RESEARCHER Susan J. Kowalewski
Department of Educational Leadership and Policy
State University of New York at Buffalo
Doctoral Dissertation: April 2005
 
Also presented at the annual conference of the American Dental Education Association (Baltimore), January 2005, 69(1).

OBJECTIVE
The purpose of this study was to identify what leadership skills are held by women who become leaders in the field of dental academics.

METHODOLOGY
All females at dental schools in positions of deans, department chairs, and program director’s positions, listed in the 2003-04 ADEA Directory of Institutional Members and Association Officers and ADA 2002/03 Survey of Advanced Dental Education, were invited to participate (N = 184) along with a random sample of an equal number of male dental school leaders. A total of 92 surveys were returned by females (50% response rate) and 143 by men (75% response rate). Respondents completed the LPI and provided demographic information. The typical female respondent was between 50 and 54 years of age, while male respondents were typically between 55 and 59 years. Eighty-eight percent of the respondents were Caucasian.
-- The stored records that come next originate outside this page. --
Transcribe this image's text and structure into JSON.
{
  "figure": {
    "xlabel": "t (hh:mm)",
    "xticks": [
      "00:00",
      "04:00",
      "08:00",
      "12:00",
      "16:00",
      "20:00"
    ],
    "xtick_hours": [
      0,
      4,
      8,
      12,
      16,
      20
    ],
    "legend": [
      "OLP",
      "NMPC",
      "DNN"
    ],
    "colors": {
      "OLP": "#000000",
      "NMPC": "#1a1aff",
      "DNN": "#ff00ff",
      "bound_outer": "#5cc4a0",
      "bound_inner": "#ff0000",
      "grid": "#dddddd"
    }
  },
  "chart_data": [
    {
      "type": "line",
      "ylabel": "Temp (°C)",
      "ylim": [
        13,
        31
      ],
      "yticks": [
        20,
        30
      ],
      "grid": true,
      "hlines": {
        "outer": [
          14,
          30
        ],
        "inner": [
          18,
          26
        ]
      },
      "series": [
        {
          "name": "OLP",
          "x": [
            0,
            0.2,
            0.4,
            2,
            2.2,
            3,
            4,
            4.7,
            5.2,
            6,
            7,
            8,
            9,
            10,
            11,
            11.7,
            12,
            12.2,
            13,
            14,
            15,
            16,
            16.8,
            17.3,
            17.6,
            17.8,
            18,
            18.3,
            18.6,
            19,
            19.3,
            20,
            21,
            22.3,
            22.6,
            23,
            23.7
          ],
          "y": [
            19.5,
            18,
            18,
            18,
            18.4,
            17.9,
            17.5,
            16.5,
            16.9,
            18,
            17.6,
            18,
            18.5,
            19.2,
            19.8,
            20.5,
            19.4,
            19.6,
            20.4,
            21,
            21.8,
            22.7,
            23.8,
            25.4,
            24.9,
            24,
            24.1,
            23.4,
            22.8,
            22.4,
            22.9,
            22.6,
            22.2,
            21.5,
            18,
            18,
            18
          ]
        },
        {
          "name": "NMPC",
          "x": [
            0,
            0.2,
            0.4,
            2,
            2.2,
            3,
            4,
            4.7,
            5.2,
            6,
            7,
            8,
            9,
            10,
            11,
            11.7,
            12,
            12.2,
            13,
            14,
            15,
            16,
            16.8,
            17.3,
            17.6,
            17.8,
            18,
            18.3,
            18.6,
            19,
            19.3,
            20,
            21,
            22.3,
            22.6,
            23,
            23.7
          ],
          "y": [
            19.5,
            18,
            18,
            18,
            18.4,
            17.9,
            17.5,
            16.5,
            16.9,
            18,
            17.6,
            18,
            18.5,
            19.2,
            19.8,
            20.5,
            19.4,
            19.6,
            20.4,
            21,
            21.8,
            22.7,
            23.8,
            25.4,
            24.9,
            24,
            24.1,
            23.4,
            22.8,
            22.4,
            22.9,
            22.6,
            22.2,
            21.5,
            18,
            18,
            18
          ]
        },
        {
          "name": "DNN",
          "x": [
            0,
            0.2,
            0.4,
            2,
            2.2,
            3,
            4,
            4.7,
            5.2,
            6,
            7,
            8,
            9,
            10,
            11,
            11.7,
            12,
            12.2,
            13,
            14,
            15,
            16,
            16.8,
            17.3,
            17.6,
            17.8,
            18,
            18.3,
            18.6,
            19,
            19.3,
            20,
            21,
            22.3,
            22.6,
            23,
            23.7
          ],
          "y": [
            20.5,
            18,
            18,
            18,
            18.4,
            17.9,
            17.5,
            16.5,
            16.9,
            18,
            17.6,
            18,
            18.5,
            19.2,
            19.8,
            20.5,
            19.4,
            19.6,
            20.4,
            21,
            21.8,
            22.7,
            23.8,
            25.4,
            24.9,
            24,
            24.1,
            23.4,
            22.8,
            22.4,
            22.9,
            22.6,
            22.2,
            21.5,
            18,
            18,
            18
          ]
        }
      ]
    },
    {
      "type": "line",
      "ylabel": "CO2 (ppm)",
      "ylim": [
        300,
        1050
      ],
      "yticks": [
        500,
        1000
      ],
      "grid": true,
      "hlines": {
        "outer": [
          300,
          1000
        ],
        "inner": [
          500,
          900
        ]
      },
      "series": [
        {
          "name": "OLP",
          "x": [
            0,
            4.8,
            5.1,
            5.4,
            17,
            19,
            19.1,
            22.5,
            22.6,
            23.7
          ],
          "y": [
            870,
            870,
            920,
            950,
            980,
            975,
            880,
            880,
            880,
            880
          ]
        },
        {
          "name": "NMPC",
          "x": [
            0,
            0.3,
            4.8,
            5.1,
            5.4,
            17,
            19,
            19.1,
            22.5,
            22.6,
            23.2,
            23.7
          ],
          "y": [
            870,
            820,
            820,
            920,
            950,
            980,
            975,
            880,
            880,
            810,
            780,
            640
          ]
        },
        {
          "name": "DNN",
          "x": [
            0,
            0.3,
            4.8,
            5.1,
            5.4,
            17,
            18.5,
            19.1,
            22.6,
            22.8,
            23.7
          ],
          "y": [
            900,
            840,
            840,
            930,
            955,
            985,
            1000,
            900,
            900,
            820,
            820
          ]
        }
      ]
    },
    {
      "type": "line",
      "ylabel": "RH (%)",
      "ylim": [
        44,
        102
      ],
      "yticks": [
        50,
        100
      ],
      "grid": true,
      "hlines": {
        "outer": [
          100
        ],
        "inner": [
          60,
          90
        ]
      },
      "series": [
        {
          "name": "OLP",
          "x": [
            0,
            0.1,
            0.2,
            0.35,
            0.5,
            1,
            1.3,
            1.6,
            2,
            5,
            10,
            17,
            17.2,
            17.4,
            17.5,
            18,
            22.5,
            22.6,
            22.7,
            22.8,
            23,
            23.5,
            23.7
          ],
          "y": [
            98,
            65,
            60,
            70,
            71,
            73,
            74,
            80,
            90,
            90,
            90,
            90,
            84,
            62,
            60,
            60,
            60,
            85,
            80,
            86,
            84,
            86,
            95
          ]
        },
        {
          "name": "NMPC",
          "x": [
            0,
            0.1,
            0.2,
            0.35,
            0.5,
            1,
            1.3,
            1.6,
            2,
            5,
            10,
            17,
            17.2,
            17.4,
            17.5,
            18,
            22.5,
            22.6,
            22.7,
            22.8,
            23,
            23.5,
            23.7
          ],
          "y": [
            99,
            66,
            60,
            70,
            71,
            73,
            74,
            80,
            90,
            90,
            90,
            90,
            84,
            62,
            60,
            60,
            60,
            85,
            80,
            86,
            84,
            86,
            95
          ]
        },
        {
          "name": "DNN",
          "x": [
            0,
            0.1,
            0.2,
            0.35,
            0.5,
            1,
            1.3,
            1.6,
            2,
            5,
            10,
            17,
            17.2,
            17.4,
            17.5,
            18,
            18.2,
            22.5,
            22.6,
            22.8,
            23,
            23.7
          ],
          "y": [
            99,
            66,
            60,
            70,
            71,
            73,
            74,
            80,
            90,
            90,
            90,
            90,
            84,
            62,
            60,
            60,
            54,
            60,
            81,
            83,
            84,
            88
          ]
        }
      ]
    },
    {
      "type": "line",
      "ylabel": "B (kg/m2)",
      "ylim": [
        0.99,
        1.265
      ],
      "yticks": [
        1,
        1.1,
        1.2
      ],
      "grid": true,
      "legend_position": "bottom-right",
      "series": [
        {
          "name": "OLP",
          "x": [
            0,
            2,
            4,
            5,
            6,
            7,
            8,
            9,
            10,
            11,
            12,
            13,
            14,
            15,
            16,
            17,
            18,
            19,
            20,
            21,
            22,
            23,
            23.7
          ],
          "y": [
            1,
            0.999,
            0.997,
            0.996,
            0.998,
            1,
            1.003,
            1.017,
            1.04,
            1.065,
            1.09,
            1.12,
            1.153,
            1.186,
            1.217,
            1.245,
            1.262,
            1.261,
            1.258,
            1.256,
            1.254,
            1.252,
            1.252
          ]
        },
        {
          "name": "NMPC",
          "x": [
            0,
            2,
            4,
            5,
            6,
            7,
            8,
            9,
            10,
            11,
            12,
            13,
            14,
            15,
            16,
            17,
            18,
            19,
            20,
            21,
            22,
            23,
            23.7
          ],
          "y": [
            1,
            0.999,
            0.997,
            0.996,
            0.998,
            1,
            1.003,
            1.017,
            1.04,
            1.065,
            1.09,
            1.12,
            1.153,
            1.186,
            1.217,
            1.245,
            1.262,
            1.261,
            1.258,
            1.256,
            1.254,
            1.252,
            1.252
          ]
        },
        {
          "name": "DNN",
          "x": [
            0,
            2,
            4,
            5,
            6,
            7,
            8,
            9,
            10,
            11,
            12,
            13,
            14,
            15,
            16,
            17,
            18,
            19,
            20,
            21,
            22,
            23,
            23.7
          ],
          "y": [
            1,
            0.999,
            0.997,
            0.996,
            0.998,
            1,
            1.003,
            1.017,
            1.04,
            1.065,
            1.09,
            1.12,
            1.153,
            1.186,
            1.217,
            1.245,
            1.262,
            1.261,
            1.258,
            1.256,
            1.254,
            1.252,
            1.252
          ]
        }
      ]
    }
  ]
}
The number of educational degrees held did not vary statistically by gender.

KEY FINDINGS
The author reports about a qualitative study (Brundo, 2000) in the ADEA Journal on preparing to be a dean that asked “What qualities should a dean have and utilize in the performance of his or her responsibilities to be successful?” She finds that “list of five deanly characteristics is strongly reminiscent of Kouzes’ and Posner’s five core leadership behaviors.....the strong parallels between responses to Brundo’s open-ended question regarding skills essential to dental-school deans and Kouzes and Posner’s (more general) Five Practices of Exemplary Leadership suggest that LPI survey tool was an opportune choice for a study targeted at determining essential leadership practices for administrators in dental academe” (pp 93-94).